How Do Shock Waves Define the Space-Time Structure of Gradual Solar Energetic Particle Events?

TL;DR

This paper investigates how shock wave variations influence the spatial and temporal distribution of solar energetic protons during gradual SEP events, emphasizing the role of shock structure and particle trapping in shaping observed profiles.

Contribution

It introduces a comprehensive analysis of shock-related processes affecting SEP distributions, highlighting the importance of shock strength and particle trapping in event characterization.

Findings

Shock strength variations drive SEP distribution differences.

Self-amplified Alfven waves trap particles near shocks, spreading intensities.
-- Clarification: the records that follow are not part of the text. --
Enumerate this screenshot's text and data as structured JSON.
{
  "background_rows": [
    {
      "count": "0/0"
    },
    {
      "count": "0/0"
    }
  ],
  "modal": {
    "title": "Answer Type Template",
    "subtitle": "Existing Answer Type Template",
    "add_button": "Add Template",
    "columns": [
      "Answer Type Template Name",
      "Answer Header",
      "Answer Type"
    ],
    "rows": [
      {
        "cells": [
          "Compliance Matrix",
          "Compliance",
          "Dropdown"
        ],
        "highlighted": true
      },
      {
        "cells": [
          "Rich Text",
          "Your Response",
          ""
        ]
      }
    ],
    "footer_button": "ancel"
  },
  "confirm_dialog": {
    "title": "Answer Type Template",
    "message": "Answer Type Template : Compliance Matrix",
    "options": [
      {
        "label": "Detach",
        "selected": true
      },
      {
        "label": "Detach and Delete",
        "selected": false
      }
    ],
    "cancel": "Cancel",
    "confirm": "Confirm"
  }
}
Reservoirs of trapped SEPs form behind shocks, affecting event profiles.

Abstract

We revisit the full variety of observed temporal and spatial distributions of energetic solar protons in "gradual" solar energetic-particle (SEP) events resulting from the spatial variations in the shock waves that accelerate them. Differences in the shock strength at the solar longitude of a spacecraft and at the footpoint of its connecting magnetic field line, nominally 55 degrees to the west, drive much of that variation. The shock wave itself, together with energetic particles trapped near it by self-amplified Alfven waves, forms an underlying autonomous structure that can drive across magnetic field lines intact, spreading proton intensities in a widening SEP longitude distribution. During the formation of this fundamental structure, historically called an "energetic storm particle" (ESP) event, many SEPs leak away early, amplifying waves as they flow along well-connected field lines and broaden the distribution outward; behind this structure between the shock and the Sun a "reservoir" of quasi-trapped SEPs forms. Very large SEP events are complicated by additional extensive wave growth that can spread an extended ESP-like trapping region. The multiplicity of shock-related processes contributing to the observed SEP profiles causes correlations of the events to be poorly represented by the peak intensities commonly used. In fact, the extensive spatial distributions of SEPs are sometimes interwoven with the structures of the shocks that have accelerated them and sometimes free. We should consider new questions: Which extremes of the shock contribute most to the SEPs profile of an event, (1) the shock at the longitude of a spacecraft, (2) the shock ~55 degrees to the west at the footpoint of the field, or (3) SEPs that have collected in the reservoir? How does the space-time distribution of SEPs correspond with the underlying space-time distribution of shock strength?